Dans la partie précédente, nous avons indiqué que s'agissant des revendications, les GJ auraient dû se limiter aux deux suivantes. Et surtout s'y tenir : encore et toujours.

1) Le RIC en toutes matières

2) La suppression de la TVA pour les produits de première nécessité (alimentation de base, eau, gaz et électricité).

Quand bien même nous aurions adopté cette attitude, précisons tout de suite qu'à ce jour, c'est-à-dire douze mois plus tard, nous n'aurions obtenu aucune satisfaction tant sur l'une que sur l'autre de ces deux revendications.

Est-il besoin d'expliquer pourquoi ? Autrement dit de préciser à qui nous avons affaire depuis mai 2017 ?

Mais déjà c'eût été une manière de montrer au monde — oui, au monde entier — la réelle nature du pouvoir « élu démocratiquement » en mai 2017, s'il l'on en croit les éditorialistes des médias dominants.* Le refus d'écouter le peuple s'ajoutant aux violences exécutées sur ordre à l'encontre des manifestants.

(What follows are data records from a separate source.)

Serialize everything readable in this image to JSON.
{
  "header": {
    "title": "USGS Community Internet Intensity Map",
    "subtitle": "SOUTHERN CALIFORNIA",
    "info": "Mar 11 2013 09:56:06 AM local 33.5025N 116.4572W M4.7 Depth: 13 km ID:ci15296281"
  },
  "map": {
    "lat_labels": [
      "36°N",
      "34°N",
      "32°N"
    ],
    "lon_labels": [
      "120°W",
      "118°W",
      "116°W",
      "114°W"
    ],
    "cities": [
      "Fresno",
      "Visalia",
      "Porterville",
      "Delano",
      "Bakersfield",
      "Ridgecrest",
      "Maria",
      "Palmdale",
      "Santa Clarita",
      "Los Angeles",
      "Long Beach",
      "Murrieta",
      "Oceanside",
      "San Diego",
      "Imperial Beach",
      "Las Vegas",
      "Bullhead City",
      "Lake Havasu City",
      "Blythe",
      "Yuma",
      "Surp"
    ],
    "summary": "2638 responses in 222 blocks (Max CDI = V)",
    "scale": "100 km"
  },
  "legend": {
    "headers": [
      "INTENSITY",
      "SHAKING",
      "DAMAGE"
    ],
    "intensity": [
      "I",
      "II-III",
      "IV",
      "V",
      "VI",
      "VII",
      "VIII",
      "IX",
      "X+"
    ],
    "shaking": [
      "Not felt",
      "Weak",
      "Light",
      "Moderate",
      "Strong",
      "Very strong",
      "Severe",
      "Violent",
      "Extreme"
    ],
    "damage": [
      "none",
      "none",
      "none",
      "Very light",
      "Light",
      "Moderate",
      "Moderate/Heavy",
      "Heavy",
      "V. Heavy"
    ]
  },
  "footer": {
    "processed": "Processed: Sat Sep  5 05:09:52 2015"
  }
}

— * Il est d'ailleurs intéressant de s'interroger sur le besoin qu'ont très souvent ces « grands journalistes » d'ajouter l'adverbe « démocratiquement » au verbe élire. S'agissant de l'élection de Macron, cela va de soi.

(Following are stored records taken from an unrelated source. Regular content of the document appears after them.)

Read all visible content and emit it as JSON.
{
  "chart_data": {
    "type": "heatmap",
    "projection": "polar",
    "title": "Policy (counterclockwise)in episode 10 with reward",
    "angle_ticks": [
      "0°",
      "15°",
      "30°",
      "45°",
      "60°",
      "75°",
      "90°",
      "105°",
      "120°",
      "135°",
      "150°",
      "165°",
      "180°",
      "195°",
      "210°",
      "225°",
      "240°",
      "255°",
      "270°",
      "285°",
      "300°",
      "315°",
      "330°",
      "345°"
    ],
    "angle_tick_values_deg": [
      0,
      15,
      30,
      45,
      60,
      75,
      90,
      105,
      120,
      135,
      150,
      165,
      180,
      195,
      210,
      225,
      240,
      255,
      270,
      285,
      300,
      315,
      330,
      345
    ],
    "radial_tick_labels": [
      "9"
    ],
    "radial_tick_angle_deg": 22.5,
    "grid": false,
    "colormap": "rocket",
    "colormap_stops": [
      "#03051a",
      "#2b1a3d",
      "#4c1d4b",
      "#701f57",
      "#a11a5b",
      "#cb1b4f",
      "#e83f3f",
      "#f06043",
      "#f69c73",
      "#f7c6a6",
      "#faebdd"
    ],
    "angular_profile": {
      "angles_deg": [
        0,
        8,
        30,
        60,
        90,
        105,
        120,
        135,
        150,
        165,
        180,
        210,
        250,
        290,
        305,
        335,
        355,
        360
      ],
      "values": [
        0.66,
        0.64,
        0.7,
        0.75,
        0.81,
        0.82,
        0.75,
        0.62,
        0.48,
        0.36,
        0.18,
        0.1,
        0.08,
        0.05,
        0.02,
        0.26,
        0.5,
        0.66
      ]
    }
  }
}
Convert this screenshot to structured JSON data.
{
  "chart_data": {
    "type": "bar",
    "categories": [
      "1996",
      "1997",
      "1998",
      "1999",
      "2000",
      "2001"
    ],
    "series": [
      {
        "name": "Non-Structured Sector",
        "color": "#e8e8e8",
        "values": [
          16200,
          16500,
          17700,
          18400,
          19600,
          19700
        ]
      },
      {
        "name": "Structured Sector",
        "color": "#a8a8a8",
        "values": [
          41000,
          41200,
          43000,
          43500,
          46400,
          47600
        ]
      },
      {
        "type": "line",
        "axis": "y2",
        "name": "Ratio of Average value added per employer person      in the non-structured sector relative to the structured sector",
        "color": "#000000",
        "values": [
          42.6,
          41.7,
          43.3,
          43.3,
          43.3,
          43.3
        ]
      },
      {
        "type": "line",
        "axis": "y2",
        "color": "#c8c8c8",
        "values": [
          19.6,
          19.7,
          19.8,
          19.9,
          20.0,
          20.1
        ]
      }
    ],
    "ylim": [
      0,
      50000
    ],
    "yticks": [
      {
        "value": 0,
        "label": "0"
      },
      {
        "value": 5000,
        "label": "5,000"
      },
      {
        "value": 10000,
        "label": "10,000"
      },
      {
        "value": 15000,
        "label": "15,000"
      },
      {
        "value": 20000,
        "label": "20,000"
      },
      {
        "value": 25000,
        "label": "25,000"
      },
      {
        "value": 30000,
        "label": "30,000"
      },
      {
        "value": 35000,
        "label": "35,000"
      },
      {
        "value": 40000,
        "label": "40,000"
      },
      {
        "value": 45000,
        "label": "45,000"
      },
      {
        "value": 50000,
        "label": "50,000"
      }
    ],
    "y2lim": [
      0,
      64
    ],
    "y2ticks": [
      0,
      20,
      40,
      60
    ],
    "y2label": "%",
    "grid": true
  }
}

Pourquoi donc agissent-ils ainsi ?

Y aurait-il eu quelque chose de particulier, de spécial, d'extraordinaire, voire de pas très catholique qui serait survenu lors du processus (pré)électoral et dont ils auraient eu connaissance, justifiant ainsi la nécessité de l'ajout de cet adverbe ? —

 

Nous avons dit un peu plus haut « montrer au monde entier » la réelle nature du pouvoir. Certes, mais également au peuple français, lui qui reste encore en retrait par rapport à ce mouvement des GJ, dont nous réaffirmons ici le caractère historique. (voir un peu plus loin)

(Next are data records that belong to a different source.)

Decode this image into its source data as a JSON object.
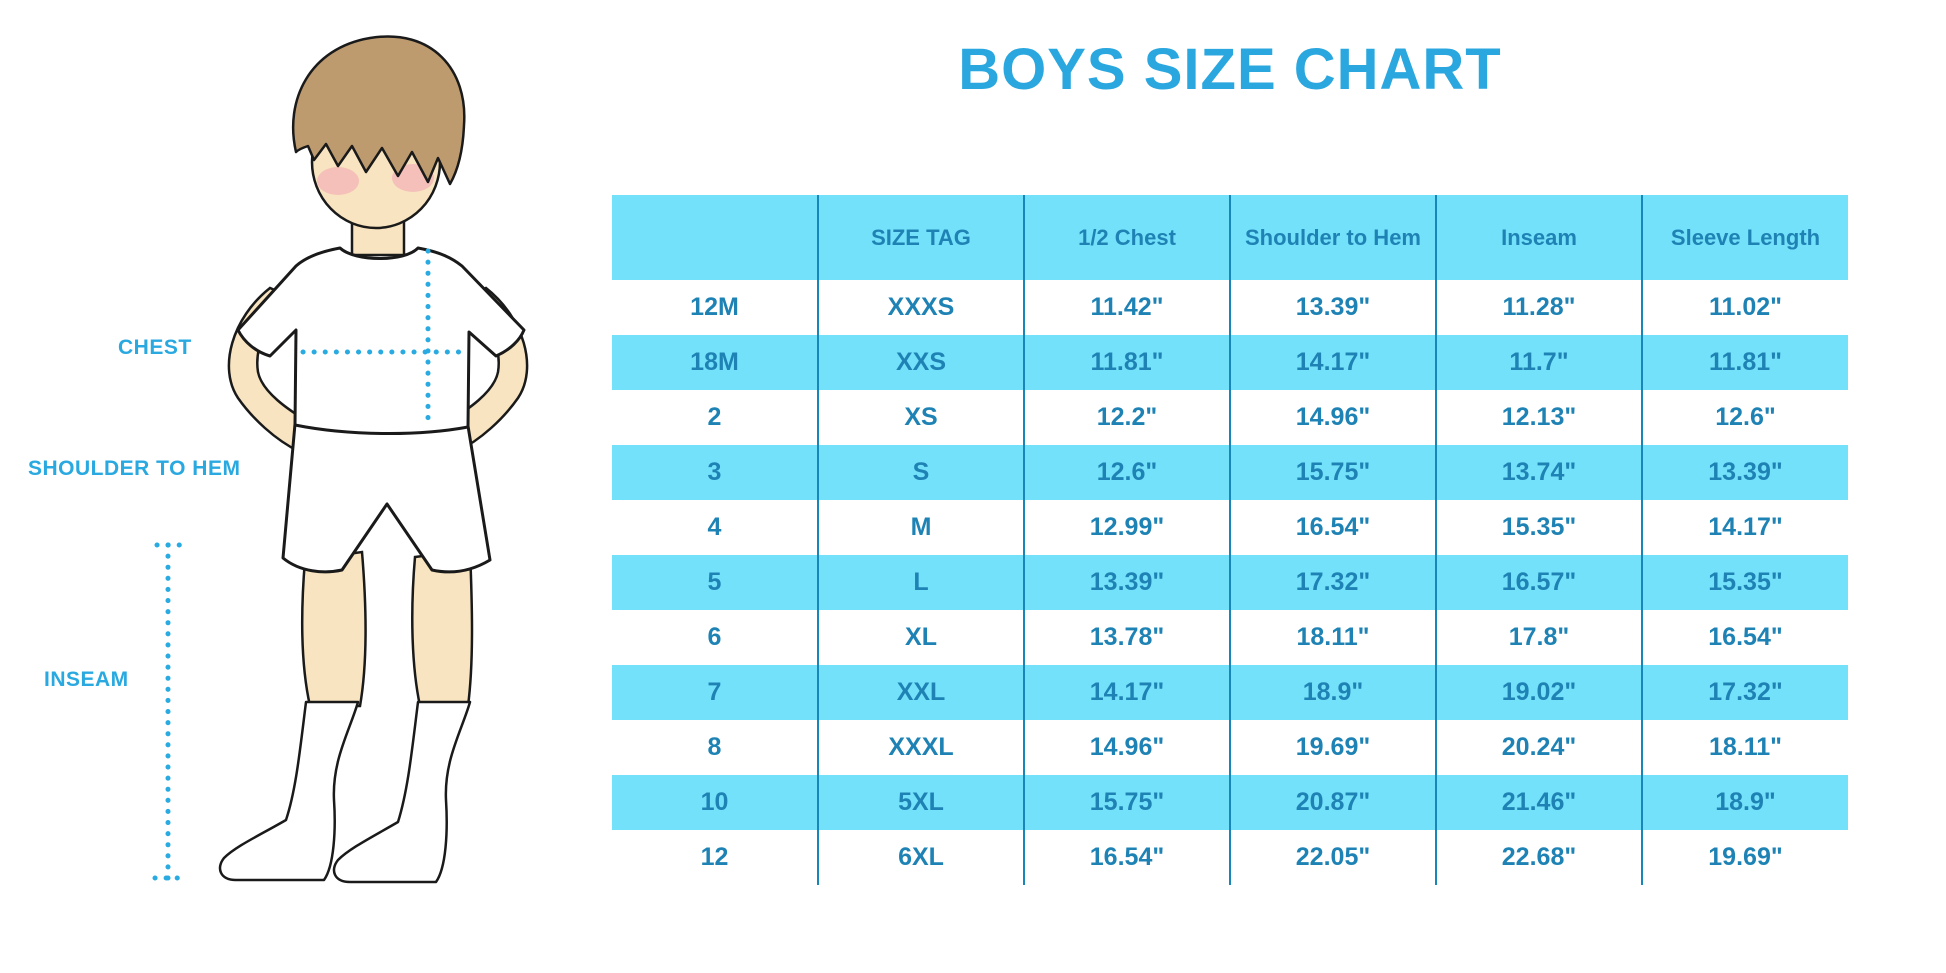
{
  "page": {
    "title": "BOYS SIZE CHART"
  },
  "figure_labels": {
    "chest": "CHEST",
    "shoulder_to_hem": "SHOULDER TO HEM",
    "inseam": "INSEAM"
  },
  "colors": {
    "accent_blue": "#29A9E0",
    "title_blue": "#2BA7DF",
    "table_stripe": "#74E1FA",
    "table_text": "#1E83B4",
    "column_divider": "#1786B8",
    "skin": "#F8E4C0",
    "hair": "#BE9B6F",
    "blush": "#F2A3B3"
  },
  "chart_data": {
    "type": "table",
    "title": "BOYS SIZE CHART",
    "columns": [
      "",
      "SIZE TAG",
      "1/2 Chest",
      "Shoulder to Hem",
      "Inseam",
      "Sleeve Length"
    ],
    "rows": [
      [
        "12M",
        "XXXS",
        "11.42\"",
        "13.39\"",
        "11.28\"",
        "11.02\""
      ],
      [
        "18M",
        "XXS",
        "11.81\"",
        "14.17\"",
        "11.7\"",
        "11.81\""
      ],
      [
        "2",
        "XS",
        "12.2\"",
        "14.96\"",
        "12.13\"",
        "12.6\""
      ],
      [
        "3",
        "S",
        "12.6\"",
        "15.75\"",
        "13.74\"",
        "13.39\""
      ],
      [
        "4",
        "M",
        "12.99\"",
        "16.54\"",
        "15.35\"",
        "14.17\""
      ],
      [
        "5",
        "L",
        "13.39\"",
        "17.32\"",
        "16.57\"",
        "15.35\""
      ],
      [
        "6",
        "XL",
        "13.78\"",
        "18.11\"",
        "17.8\"",
        "16.54\""
      ],
      [
        "7",
        "XXL",
        "14.17\"",
        "18.9\"",
        "19.02\"",
        "17.32\""
      ],
      [
        "8",
        "XXXL",
        "14.96\"",
        "19.69\"",
        "20.24\"",
        "18.11\""
      ],
      [
        "10",
        "5XL",
        "15.75\"",
        "20.87\"",
        "21.46\"",
        "18.9\""
      ],
      [
        "12",
        "6XL",
        "16.54\"",
        "22.05\"",
        "22.68\"",
        "19.69\""
      ]
    ]
  }
}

En agissant ainsi, en faisant preuve de détermination à faire figurer sur nos banderoles et pancartes uniquement les deux exigences citées plus haut, et aussi en en faisant part lors des entretiens avec les médias, nous aurions montré à la fois notre résolution à ne plus nous laisser faire mais également l'élévation de notre conscience politique : cela aurait eu, par voie de conséquence, un impact non négligeable.

Certes, les médias français n'en auraient eu cure.* — lesquels tant privés que publics sont à la botte du pouvoir : qui en France peut encore ignorer cet état de fait ? Mais s'agissant des médias étrangers, cela aurait été une tout autre histoire.

— * Le lecteur sceptique pourra toujours lire entre autres le dernier papier d'Acrimed. —

 

Surtout qu'en instaurant parallèlement une éducation populaire (exclusivement organisée par le mouvement des GJ* et en tous lieux sur le territoire), d'une part, et surtout en le faisant savoir, d'autre part, cela aurait singulièrement impressionné les journalistes un peu partout dans le monde.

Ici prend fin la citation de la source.